I am really confused about the message our friends on the other side of the aisle are trying to send our allies in Iraq. On the one hand, we have amendments that are offered suggesting that we leave them in 6 months' time and bring all of our troops home, and whatever happens as a result of that, well, it is not our problem anymore; it is their problem. On the other hand, amendments like these suggest that anytime a low-level government employee misstates the facts and has to be then corrected, and that person is then disciplined through dismissal, do we in essence want to pick a fight where there is no fight and where it is clear what the policy of the new Iraqi Government is?

I think we should give this new Iraqi Government at least the benefit of the doubt that some would give to Saddam Hussein. There are some who come to the Senate floor and say, no, it was a terrible mistake for us to ever go into Iraq notwithstanding the fact that we know that Saddam Hussein was a mass murderer.

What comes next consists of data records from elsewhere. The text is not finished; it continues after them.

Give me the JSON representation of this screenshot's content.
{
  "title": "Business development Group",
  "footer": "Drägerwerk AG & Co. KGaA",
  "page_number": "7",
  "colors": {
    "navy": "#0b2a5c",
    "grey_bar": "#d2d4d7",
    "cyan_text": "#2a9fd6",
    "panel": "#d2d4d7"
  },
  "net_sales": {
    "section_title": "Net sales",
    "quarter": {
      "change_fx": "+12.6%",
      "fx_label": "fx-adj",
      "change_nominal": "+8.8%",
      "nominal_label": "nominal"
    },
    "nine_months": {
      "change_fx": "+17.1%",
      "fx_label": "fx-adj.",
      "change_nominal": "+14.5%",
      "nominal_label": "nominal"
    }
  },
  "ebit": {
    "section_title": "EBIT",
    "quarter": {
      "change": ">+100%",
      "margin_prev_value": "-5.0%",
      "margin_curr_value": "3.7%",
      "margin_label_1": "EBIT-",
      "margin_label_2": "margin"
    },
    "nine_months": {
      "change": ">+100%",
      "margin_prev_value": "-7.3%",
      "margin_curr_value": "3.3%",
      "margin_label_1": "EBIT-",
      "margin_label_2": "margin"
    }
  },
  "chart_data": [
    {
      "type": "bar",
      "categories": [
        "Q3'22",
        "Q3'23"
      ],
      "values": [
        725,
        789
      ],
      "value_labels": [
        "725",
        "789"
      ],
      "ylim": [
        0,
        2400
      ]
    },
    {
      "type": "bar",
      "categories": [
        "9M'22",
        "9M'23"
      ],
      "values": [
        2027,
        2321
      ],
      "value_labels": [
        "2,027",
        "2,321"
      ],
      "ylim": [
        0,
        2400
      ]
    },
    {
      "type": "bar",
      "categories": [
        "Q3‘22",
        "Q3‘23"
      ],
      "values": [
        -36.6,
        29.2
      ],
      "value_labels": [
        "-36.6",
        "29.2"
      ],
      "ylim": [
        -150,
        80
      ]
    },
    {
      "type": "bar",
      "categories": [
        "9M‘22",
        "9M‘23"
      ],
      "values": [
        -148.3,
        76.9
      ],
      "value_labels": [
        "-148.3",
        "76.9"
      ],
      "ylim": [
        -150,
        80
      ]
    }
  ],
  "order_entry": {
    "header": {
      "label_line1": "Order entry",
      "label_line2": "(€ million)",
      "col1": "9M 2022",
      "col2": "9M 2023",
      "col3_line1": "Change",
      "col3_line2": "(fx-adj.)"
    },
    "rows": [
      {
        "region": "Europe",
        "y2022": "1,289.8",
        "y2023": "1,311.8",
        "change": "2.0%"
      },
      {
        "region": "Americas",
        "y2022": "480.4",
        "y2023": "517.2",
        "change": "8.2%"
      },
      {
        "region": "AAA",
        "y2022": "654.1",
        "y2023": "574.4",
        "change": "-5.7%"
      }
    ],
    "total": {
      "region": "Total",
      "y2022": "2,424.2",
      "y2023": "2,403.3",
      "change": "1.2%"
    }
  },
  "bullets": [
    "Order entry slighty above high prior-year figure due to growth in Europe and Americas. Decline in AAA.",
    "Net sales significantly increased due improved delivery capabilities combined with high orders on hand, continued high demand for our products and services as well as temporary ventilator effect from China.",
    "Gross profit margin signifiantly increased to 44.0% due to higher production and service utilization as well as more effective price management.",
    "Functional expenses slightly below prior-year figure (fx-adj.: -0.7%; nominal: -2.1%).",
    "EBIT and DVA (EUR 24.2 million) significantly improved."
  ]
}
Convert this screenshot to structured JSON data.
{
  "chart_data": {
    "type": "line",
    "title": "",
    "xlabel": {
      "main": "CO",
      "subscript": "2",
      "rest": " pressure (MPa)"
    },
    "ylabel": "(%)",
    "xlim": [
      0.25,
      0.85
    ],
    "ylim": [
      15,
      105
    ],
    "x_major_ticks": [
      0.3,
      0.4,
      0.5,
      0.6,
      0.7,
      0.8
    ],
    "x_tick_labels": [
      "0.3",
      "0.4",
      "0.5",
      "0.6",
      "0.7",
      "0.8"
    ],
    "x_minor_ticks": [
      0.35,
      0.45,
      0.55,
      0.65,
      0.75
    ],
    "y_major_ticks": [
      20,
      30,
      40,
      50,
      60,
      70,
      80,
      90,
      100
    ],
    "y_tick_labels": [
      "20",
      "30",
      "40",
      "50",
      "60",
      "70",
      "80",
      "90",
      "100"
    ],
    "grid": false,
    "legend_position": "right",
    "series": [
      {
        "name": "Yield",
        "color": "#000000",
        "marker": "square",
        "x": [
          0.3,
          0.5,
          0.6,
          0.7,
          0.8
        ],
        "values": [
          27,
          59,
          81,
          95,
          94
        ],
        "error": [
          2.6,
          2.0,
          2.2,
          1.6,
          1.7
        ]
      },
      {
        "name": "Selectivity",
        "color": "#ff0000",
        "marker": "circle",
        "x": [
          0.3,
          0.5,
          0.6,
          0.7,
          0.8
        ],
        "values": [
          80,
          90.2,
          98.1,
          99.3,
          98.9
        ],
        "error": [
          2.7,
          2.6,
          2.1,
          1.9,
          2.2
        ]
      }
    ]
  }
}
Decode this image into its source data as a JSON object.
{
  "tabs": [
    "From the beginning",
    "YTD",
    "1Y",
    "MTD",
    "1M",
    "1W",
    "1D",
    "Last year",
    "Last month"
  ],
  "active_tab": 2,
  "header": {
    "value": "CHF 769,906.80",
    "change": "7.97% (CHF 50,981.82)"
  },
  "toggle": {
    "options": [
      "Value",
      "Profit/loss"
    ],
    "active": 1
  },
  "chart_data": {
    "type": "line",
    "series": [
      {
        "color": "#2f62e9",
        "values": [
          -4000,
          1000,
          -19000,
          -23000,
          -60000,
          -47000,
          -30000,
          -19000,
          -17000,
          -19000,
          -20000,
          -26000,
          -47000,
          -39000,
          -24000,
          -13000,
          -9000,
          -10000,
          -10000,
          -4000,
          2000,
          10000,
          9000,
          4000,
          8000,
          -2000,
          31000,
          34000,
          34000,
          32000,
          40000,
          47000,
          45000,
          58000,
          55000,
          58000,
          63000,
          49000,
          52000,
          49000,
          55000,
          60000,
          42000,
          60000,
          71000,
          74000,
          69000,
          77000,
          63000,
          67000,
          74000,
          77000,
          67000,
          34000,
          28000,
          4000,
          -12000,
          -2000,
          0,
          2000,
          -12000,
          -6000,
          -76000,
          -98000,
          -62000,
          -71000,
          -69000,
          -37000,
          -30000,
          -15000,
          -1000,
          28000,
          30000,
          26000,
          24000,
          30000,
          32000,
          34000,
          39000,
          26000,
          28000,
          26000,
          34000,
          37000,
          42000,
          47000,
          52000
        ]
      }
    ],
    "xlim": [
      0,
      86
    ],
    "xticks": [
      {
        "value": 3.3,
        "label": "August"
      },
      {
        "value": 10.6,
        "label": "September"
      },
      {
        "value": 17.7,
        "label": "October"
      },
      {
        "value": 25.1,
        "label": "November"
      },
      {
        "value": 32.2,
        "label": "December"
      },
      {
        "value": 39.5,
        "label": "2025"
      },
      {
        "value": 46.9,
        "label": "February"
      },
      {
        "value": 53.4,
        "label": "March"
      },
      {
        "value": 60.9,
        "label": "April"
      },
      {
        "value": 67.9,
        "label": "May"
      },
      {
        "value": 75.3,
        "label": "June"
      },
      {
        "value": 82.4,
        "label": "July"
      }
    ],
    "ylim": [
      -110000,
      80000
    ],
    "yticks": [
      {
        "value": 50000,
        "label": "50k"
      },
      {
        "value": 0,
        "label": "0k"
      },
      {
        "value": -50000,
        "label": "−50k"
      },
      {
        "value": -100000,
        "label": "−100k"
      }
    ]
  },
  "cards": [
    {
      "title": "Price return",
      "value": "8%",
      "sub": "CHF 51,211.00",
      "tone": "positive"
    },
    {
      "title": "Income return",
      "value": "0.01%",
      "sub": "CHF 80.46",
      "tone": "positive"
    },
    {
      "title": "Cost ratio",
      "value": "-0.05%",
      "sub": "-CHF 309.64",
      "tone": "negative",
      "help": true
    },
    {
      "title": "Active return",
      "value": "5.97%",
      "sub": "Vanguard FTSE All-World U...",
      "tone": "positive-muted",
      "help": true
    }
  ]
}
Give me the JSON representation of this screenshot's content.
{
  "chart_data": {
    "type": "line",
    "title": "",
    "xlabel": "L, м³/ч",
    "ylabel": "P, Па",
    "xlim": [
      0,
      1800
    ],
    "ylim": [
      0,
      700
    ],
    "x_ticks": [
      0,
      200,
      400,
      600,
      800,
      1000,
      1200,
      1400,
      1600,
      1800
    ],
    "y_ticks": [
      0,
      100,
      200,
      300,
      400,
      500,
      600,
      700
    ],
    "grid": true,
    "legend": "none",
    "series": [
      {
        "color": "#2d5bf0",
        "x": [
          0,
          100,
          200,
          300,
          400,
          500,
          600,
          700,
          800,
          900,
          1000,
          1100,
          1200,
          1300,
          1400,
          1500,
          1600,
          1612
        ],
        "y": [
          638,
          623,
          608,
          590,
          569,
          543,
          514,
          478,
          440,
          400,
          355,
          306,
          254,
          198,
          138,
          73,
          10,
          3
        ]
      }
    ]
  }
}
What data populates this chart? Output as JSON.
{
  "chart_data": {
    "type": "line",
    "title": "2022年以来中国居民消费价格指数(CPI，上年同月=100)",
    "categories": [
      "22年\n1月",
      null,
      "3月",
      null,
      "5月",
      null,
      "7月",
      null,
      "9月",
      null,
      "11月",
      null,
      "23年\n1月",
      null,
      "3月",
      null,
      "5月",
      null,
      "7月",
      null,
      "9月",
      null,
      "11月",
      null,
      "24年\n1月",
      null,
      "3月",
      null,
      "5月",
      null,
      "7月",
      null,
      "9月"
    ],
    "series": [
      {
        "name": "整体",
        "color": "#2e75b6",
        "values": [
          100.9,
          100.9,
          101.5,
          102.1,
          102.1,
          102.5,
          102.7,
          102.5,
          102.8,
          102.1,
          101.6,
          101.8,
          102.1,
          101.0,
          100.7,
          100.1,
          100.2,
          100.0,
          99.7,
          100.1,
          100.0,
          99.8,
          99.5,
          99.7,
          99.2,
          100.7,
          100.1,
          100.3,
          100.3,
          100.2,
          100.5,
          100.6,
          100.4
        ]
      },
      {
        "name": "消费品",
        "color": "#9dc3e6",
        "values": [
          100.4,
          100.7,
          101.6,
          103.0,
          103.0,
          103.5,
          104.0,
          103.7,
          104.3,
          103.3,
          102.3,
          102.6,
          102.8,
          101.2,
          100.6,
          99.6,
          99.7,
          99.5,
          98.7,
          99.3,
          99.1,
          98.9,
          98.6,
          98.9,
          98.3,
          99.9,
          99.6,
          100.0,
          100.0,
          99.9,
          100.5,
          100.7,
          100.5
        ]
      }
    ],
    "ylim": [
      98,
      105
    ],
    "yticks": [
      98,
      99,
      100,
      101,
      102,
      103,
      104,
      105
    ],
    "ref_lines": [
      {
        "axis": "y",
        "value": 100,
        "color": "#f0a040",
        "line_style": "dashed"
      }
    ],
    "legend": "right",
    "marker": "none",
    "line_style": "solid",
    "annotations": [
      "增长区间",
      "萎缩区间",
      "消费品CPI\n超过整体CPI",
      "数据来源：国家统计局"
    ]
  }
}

I, along with other of my colleagues, have stood on the edge of mass gravesites where at least 400,000 Iraqis lie dead by the hands of this mass murderer Saddam Hussein.

We know the record is clear that al-Qaida in the form of Zarqawi, who was killed just last week, was in Iraq more than 2 years before the United States and our coalition partners took out Saddam Hussein. There are those who said no, no, no. Iraq has no less linkage whatsoever to international terrorism, and now we know the facts are that the worst al-Qaida operative of all, the head of al-Qaida in Iraq, was in fact in Baghdad and was in Iraq more than a year before Saddam Hussein was deposed.

So I guess I am confused by those who would say, no, let's leave the Iraqis on their own, wish them luck, but so much for the loss of lives and lost treasure invested in trying to help the Iraqi people free themselves from this terrible tyrant and get on their own feet and create a stable democracy in Iraq. But then, on the other hand, when this new democracy that has done miraculous things over the last few years has ratified their new constitution and created a unity government and have now finally gotten their permanent government in place, that when a low-level figure makes an unauthorized, incorrect statement, for which he has been disciplined, we want to come to the Senate floor and offer amendments admonishing our friends, the Iraqi Government. They are our allies in what has now become the central front in the global war on terror.

If we don't finish the job and support our Iraqi allies in any way we can as they continue this fight against al-Qaida, against other foreign fighters, against insurgents who want to destabilize the government and put Saddam Hussein back in power, if we don't do everything we can to support them militarily and rhetorically provide them any assistance we can, then we are going to be in a less safe condition because we know that any power vacuum that would be created in Iraq would easily be filled as it was in Afghanistan by the likes of Osama bin Laden and others.

I appreciate the fact that there are those who say, Well, we ought to just vote for both of these amendments. But I really think we are heading down a bad road here by slapping the Iraqi Government on the wrists for what clearly was a misstatement of a low-level government employee for which he has been disciplined and which has now been very much clarified that it is not the policy of the Iraqi Government to provide amnesty for those who have killed Americans in that country.